Construct deals with a test or an experiment being able to measure what it claims to do.  It refers to the operational definition of a variable actually reflecting the theoretical meaning of a certain concept.  This method requires judgment about appropriateness of the scores drawn from the inferences in a person’s standings. 
One advantages of this method include that domain of an item or the behavior wanting to be measured is obtained. The domain behavior is kept in mind as the items on the experiment or test are reviewed so all items can show a relationship with behaviors wishing to be measured.
Disadvantages of the method require experts in the areas of the test or experiments to help with the tests. Additionally experts are also needed in the use of the experiments and evaluation of tests that makes the test more time consuming as well as being more costly to create, perform, as well as evaluate. Finally, the mere development of the test is not easy either.


Monday, May 4, 2015

Basic Concepts in Statistics

Differentiate between descriptive and inferential statistics. What information do they provide? What are their similarities and differences? Your answer should be 250 to 400 words.
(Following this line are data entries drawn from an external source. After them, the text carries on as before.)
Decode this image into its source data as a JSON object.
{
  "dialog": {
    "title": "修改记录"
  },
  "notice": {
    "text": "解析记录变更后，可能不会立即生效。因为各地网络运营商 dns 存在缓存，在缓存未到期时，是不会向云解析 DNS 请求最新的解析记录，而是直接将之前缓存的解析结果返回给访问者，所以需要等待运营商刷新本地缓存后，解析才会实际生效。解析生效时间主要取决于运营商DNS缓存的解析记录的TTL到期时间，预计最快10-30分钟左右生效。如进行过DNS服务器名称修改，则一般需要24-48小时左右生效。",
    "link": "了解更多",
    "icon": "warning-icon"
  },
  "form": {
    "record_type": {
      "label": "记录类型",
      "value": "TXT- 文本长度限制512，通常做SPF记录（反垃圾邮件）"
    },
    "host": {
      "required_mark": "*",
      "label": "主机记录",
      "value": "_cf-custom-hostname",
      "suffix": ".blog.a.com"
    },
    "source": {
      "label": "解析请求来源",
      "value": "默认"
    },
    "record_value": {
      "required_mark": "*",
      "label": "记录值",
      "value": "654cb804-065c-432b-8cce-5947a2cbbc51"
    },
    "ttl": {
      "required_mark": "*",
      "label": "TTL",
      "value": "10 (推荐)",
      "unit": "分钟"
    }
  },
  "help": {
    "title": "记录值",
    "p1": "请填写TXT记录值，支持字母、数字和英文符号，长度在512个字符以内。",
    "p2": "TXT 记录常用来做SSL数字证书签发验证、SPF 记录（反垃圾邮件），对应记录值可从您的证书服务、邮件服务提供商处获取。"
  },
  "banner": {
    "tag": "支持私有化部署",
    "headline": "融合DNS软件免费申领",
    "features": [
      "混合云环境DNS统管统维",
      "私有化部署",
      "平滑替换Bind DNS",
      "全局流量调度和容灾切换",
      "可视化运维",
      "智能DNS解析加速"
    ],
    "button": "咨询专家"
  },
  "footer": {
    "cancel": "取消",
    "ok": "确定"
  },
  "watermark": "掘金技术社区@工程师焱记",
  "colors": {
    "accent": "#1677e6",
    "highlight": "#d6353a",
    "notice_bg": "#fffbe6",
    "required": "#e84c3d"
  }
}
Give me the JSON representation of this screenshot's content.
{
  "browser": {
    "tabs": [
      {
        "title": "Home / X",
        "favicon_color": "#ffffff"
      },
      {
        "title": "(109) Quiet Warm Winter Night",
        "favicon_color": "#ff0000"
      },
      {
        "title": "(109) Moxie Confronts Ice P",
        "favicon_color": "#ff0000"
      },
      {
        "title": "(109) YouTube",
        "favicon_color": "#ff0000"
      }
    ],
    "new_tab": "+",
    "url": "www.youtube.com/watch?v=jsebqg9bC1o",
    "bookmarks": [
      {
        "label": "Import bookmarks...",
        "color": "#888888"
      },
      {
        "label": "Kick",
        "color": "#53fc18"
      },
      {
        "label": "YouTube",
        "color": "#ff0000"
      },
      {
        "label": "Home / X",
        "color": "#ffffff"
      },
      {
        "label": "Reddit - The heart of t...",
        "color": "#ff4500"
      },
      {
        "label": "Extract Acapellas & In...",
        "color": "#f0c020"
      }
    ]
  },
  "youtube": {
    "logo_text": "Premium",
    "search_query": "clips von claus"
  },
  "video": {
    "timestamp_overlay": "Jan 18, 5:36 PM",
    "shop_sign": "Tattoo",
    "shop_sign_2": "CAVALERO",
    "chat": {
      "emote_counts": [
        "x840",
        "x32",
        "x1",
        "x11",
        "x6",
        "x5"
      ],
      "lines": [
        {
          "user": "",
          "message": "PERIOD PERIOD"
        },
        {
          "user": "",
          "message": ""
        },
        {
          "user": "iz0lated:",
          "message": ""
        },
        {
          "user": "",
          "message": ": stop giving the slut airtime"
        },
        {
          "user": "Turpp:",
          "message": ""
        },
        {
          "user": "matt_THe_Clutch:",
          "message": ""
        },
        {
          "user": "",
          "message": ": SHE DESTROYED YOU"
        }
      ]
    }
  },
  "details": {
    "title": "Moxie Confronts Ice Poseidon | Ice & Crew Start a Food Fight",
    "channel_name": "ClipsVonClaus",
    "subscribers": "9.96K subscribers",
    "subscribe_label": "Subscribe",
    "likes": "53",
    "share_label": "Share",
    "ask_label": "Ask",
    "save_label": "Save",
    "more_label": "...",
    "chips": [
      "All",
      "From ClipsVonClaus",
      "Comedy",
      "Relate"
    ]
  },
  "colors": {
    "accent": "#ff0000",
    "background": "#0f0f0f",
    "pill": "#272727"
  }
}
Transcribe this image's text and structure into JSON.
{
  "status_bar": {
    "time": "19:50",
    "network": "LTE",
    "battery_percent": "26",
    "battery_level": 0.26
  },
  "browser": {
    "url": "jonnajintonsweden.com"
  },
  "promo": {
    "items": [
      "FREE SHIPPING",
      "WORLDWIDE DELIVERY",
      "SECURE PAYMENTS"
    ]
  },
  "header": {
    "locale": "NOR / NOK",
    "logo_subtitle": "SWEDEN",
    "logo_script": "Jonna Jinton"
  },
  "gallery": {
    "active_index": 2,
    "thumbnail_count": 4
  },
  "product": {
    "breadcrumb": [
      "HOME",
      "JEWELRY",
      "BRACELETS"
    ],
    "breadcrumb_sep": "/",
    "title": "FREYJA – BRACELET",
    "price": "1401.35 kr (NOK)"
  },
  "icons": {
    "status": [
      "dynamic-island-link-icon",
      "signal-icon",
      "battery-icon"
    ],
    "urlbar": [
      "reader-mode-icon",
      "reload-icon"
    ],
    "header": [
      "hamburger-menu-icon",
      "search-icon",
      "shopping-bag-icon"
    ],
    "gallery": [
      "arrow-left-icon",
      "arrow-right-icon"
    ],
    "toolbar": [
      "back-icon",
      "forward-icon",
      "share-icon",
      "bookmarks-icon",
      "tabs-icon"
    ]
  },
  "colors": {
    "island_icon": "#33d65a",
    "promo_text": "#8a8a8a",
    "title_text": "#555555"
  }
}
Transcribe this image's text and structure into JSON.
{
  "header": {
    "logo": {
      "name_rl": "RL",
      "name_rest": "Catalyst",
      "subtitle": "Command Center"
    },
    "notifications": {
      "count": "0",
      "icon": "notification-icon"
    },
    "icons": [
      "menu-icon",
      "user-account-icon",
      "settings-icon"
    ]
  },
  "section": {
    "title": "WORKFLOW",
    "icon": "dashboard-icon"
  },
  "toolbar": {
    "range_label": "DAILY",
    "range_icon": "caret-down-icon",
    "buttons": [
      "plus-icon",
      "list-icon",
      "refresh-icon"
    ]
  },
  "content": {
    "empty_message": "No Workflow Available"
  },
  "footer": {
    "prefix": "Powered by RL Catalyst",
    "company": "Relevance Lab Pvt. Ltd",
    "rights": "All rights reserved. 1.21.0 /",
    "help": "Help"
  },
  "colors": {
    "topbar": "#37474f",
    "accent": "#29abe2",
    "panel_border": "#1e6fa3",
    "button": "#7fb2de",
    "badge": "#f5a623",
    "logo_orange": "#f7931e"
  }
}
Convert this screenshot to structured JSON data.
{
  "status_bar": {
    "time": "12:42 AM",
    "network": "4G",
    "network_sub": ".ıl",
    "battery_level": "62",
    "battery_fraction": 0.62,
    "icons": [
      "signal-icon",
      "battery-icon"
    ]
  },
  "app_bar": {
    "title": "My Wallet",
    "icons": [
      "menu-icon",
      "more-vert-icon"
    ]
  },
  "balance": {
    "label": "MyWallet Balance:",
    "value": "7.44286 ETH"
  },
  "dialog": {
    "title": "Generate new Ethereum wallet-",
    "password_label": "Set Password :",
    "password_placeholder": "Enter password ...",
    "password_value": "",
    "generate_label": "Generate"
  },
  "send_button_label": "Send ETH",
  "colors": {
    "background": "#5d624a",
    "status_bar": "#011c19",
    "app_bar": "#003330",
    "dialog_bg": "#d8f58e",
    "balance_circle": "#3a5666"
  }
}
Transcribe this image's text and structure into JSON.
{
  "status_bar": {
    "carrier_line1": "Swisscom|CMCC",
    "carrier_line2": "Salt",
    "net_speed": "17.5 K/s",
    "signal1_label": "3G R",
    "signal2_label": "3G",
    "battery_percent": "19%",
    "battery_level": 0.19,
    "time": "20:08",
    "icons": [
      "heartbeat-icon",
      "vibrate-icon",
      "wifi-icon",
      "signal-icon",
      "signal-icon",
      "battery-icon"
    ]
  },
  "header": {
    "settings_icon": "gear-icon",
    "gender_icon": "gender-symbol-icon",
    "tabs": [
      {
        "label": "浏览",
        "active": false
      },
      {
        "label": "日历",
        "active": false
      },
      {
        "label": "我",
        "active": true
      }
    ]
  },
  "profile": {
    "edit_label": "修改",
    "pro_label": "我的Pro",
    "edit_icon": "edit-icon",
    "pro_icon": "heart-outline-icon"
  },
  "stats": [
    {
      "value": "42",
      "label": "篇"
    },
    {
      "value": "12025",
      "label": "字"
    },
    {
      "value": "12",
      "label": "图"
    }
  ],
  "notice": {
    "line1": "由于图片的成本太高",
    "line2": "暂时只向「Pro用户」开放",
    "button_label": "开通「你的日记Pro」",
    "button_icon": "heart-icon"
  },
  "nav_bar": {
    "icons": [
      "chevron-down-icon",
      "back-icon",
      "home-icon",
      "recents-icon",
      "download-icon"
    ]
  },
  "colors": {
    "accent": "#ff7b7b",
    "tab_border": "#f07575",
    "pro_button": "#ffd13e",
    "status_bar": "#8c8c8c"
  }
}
Descriptive statistics are values that describe the characteristics of a sample or a population. Descriptive statistics allows a large amount of information or data to be used in order to come up with a summary of the data (Salkind, 2014). 
. For instance if you had a list of students at a school from the same grade and listed all their grades in differing subjects you could use descriptive statistics in order to find the average or mode of the kids grades. Descriptive statistics is able to take either a large sample or a population and turn the list of information, data set, into a summary that researchers can then use in different capacities such as predicting the grades of students across an age group.  If the researcher wanted to see what subject children excel more in then through the use of the grades and the differing subjects they would be able to find that information. Inferential statistics is different as it is the tools that are used in order to infer the results based on a sample to the population (Salkind, 2014). Inferential sometimes follows descriptive statistics as the next step in the process taking the small group that may have been used and applying the information to a larger group or population.  The inferential statistics allow researchers to make a kind of guess into how the summary that was created may apply to a larger population.  If researchers took a sample of a few different students from several schools in order to find grades in subjects they could then use the results to infer what the whole population may look like.


What is a population? What is a sample? How are they similar and how are they different? When would you use one or the other? Your answer should be 250 to 400 words.


A population according to Salkind (2014).  Is all the possible subjects or cases of interest.  So if a person wanted to know how good a soccer team was then they would use all individuals on the soccer team as the population when doing calculations.  While sample is a subset of a population (Salkind, 2014). It is much like its name describes and only a small portion of the total population. So in the soccer team you would take 10 players and this would be the sample. Both are representatives of the data that a person is trying to produce with one entailing all the subjects involved and the other only being made up of a portion.  When a population is relatively small such as the example of the soccer team then it is possible to use the entire population in the calculations being done. However when the population is larger such as looking at teen drug use then the population would include a size so big that it would be relatively impossible to look at all teens in the world. It would take too much time any money in order to do this. In this case a sample is pulled in order to represent the entire population while still getting the insight that a behavioral scientist is looking for. That way the scientist is able to pull a relatively small amount in comparison to the entire globe and is able to make inferences on who the results apply to the entire population of teens.





Salkind, Neil, J.(2014). Statistics for People Who Think They Hate Statistics. 5th Edition. Sage Publications.